Rahmetli Kayınbabası Erdoğan Cebeci.
“Başka yer mi kalmadı cami yapacak.” derdi.
Valimiz Hüseyin Aksoy’da söyler buna benzer şeyleri.
O cesarete sahip olduğunu biliyor ve inanıyorum
Amma velakin.
İşler tersine döndü.
Valiler, 10-15 yıl önce böylesi bir durumla karşı karşıya kalmazlardı. Bırakılmazlardı demek daha doğru bir tanımlama olacaktır.
Ne zaman ki valilerden ve kaymakamlardan kömür dağıtmaları istendi. O gün bugündür valiler siyasilerin emrinde bir memurmuş algısı uyanmaya başladı.
O nedenledir ki, okulu yıkıp yerine cami yaptırılmak istenince sesleri çıkmaz oluyor.

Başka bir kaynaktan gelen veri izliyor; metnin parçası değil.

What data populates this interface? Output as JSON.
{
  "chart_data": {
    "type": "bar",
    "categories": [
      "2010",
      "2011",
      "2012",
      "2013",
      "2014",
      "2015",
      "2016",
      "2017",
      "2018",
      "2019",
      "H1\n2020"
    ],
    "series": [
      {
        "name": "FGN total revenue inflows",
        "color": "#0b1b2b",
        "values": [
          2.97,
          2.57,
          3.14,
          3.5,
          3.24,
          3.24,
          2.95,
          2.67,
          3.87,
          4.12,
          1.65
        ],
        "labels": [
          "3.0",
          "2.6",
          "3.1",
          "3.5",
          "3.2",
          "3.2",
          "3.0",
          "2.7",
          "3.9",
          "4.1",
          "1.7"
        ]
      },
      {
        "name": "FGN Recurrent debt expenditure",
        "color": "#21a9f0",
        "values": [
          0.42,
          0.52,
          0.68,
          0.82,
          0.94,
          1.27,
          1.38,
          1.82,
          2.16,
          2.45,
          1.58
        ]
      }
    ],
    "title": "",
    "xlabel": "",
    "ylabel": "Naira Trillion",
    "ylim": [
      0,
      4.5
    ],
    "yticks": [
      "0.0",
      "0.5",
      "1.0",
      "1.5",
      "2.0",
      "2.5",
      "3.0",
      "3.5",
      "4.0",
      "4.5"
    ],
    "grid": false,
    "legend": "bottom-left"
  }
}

Suyu mu çıktı Büyük Cami’nin.
Bizim Protokol Camimiz Büyük Camidir.
Bunu bilir bunu söylerim.
Cami!
Bilirim bu konu netamelidir.
Başta Babam Hacı Aydın Göker, eleştirecektir beni.
“Sen dine karşı mısın”
Biliyorum böyle bir algı uyandıracak bu yazı en başta benim babamda bile.
Ama doğru tektir. Göreceli değildir yani.
O bakımdan da doğru bulduğumu yazmak zorundayım. Başımı kuma gömemem yani.
Ahlakım bunu emrediyor.
Bakanımızın okul yaptırmak istediği yer var ya.
Bakanımız yürüme mesafesi 100 150 adım denize doğru gitse karşısına bir cami çıkacak oysa.
“O yetmez Atakum’a” diye söyleyebilesiniz.
Başka yer mi kalmadı cami yapacak.
Camlıca Tepesine sırf herkes görsün diye cami yapmaya benziyor.
Bu da öyle herkes görsün istiyorlar yaptıklarını.
Seçmen kanar ama, Yaratan’a nasıl anlatırsınız merak ederim.
Bırakın bu seçmene selam, yola devam hallerini
Metin Burma, bu konularda hassastır.
“Cami yaptıracağız, yer göster bize.”de.
Kent meydanı konusunda kendisini zor durumda bırakmış olsan bile, eminim yardımını esirgemeyecektir.